Complicações da reforma tributária
Jurista Kiyoshi Harada Kiyoshi Harada | Harada
A reforma tributária parcial implantada pela EC nº 132/2023, que trouxe à luz 491 novas normas constitucionais e o seu regulamento, Lei Complementar nº 214/2025, que gerou cerca de 1000 normas jurídicas, é tão complexa que precisou destinar o ano de 2026 como fase experimental do imposto, isto é, o contribuinte deve calcular o valor do IBS devido, porém, sem a obrigatoriedade de seu recolhimento.
O novo sistema que reúne os tributos de diferentes entes políticos incidentes sobre o consumo veio à luz ancorado na premissa de simplificação do sistema tributário.
Para os inventores da reforma, jejunos em direito, a reunião de quatro tributos (contribuições sociais, IPI, ICMS e ISS) em um só tributo simplificaria o sistema tributário vigente. Só que o direito não se confunde com a matemática!
Desde janeiro de 2026, quando entrou em vigor a fase de teste do novo sistema tributário, os contribuintes estão encontrando inúmeras dificuldades burocráticas.
Veremos os principais obstáculos trazidos por essa reforma dissociada do princípio federativo protegido por cláusula pétrea.
a) A necessidade de adaptar os sistemas das empresas que demandam a contratação de técnicos especializados a fim de adequar os sistemas fiscais para a emissão de notas fiscais com a inclusão de campos para o IBS e a CBS;
b) integração entre a União, estados e municípios e o Comitê Gestor do IBS que representa um desafio enorme, considerando a existência de 5.571 municípios;
c) o cálculo de créditos tributários. O CGIBS está estudando uma forma de automatizar os cálculos de créditos tributários.A implantação do split payament facilitará essa tarefa:;
d) a adequação das notas fiscais, NF-e, NFC-e, CT-e, NFS e etc; que precisam incorporar as informações do IBS/CBS. Só um técnico especializado consegue fazer essas alterações, elevando os custos administrativos dos contribuintes.;
Até agora,o CGIBS recebeu nada menos que 847 sugestões de alteração e aprimoramento do texto-base do regulamento do IBS.
e) a convivência com o sistema antigo.
Até o final da transição em 2033, o contribuinte deverá operar com o duplo sistema, onerando os custos da apuração e arrecadação tributária.

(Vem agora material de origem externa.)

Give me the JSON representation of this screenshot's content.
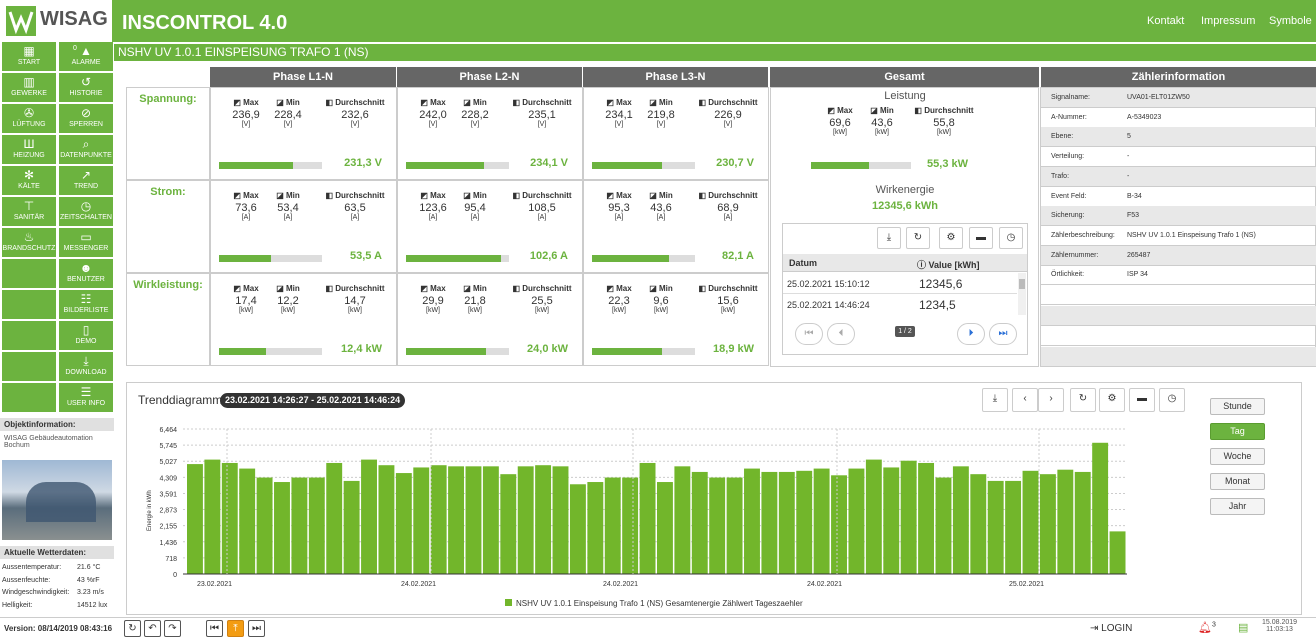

Esclareça-se que em relação ao IBS o split payament fará a separação automática do preço que pertence ao vendedor e do imposto que é recolhido ao fisco.
Como se verifica, o sistema unificado, longe de simplificar o sistema tributário como apregoado pelos inventores da reforma, e propagado pela mídia regiamente remunerada, veio trazer dificuldades no campo operacional, encarecendo o custo da arrecadação tributária a refletir, naturalmente, no preço das mercadorias e dos serviços, contribuindo para aumentar a inflação.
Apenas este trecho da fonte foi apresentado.